Le chiffre 7 est associé à la plénitude. C’est pourquoi nous avons souhaité célébrer et remercier avec toute la communauté assomptionniste ces 70 ans de service à la société guatémaltèque à travers l’éducation des femmes qui marquent et transforment la société. Il était donc nécessaire de nous préparer à célébrer ce soixante-dixième anniversaire qui rend grâce pour l’œuvre que Dieu a accomplie.
À la fin du mois de décembre 2025, la communauté de religieuses qui accompagne l’œuvre se souvenait de la première communauté des Religieuses de l’Assomption qui, envoyées par M. Francisca de Paula, avec l’approbation de M. Marie-Denyse, arrivèrent sur les terres guatémaltèques, et nous rendions grâce pour l’œuvre que l’Esprit nous a permis d’accomplir comme congrégation dans cette portion du Royaume qui nous a été confiée. Tout en remerciant, nous nous préparions également à la grande célébration qui aurait lieu un mois et une semaine plus tard : préparation de la liturgie, des chants, de l’ornementation de la Cathédrale. Préparation du cœur pour vivre cet événement important pour notre communauté assomptionniste.
Célébration eucharistique
Le grand jour est arrivé. C’était le matin du samedi 7 février, et le cœur débordait de joie et de gratitude. Le maître-autel de la Cathédrale était orné de fleurs blanches. L’image de notre fondatrice, Sainte Marie Eugénie, accompagnée des drapeaux du Guatemala et de l’Assomption, exprimait la raison de notre rassemblement ; à l’autre extrémité, les drapeaux de la France et de l’Église rappelaient l’internationalité de notre grande famille.

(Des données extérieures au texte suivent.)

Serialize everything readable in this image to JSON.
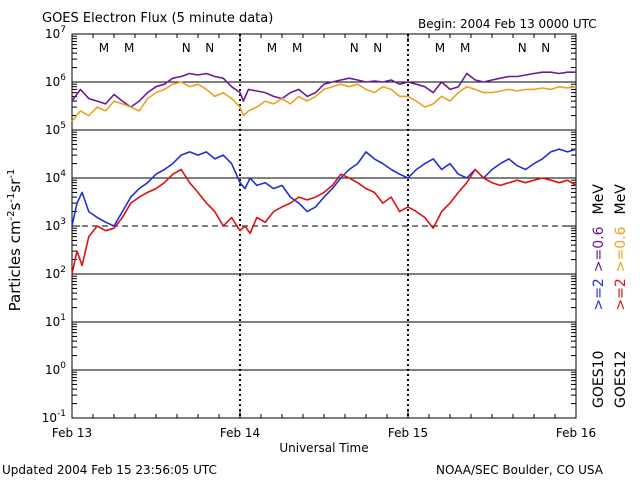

La célébration était prévue à 10h30, mais la Cathédrale, portes ouvertes, commença à accueillir élèves, anciennes élèves, enseignants, anciens enseignants, parents et amis dès 9h00. La joie était immédiate ; les salutations chaleureuses qui témoignaient de la familiarité qui nous caractérise, les sourires sur les visages, les photos près de notre fondatrice, étaient un signe visible de la gratitude qui habitait chaque assomptionniste ce jour-là.
Tout était prêt. La chorale des élèves de 4e, 5e et 6e années, accompagnée par les professeurs et les sœurs, était chargée d’accompagner de leurs voix douces cette grande célébration. À 10h30, la Cathédrale était comble : Religieuses de l’Assomption venues du Salvador et du Petén, élèves de différentes générations, amis de l’Assomption, communauté en général ; la monition d’entrée invitait à vivre l’Eucharistie avec un cœur reconnaissant. Le chant d’entrée remplit l’espace et les célébrants, entrant en procession, présidés par Monseigneur Gonzalo de Villa S.J., inauguraient la fête.
Monseigneur Gonzalo de Villa S.J. présida la célébration, concélébrée par les prêtres Manuel Abac, Carlos Pirir et Miguel Aguilar. Dans son homélie, il nous invita à continuer à porter du fruit, afin que la semence de l’Assomption, semée et nourrie par la vie et le témoignage de tant de sœurs et d’anciennes élèves, continue de fleurir dans la société guatémaltèque, formant des leaders qui transforment le présent de la société. Toute la célébration fut marquée par l’action de grâce ; les chants assomptionnistes résonnaient dans la cathédrale, évoquant les souvenirs vécus à l’Assomption.
Dévoilement de la première pierre
L’après-midi, la célébration se poursuivit par un acte au cours duquel fut dévoilée la première pierre qui marqua le début de l’édifice du Collège La Asunción. Organisé par les anciennes élèves, l’événement rendit également hommage à M. Violeta Pacas, qui, en tant qu’archiviste de la Province, veilla à la conservation de l’histoire. Dévoiler la première pierre, c’est rendre présent le passé qui donne sens à notre présent et soutient l’avenir.
Rêver la célébration des 70 ans a été un acte de gratitude impliquant toute la communauté : religieuses, enseignants, élèves, anciennes élèves, parents, amis et collaborateurs. Nous rêvions d’une fête qui nous réunirait en famille et où l’esprit assomptionniste nous habiterait tous, et il en fut ainsi. C’est Dieu qui conduit tout, nous rappelle Sainte Marie Eugénie, et aujourd’hui nous avons la certitude que c’est Lui qui continuera à faire croître la semence de l’Assomption dans la société guatémaltèque.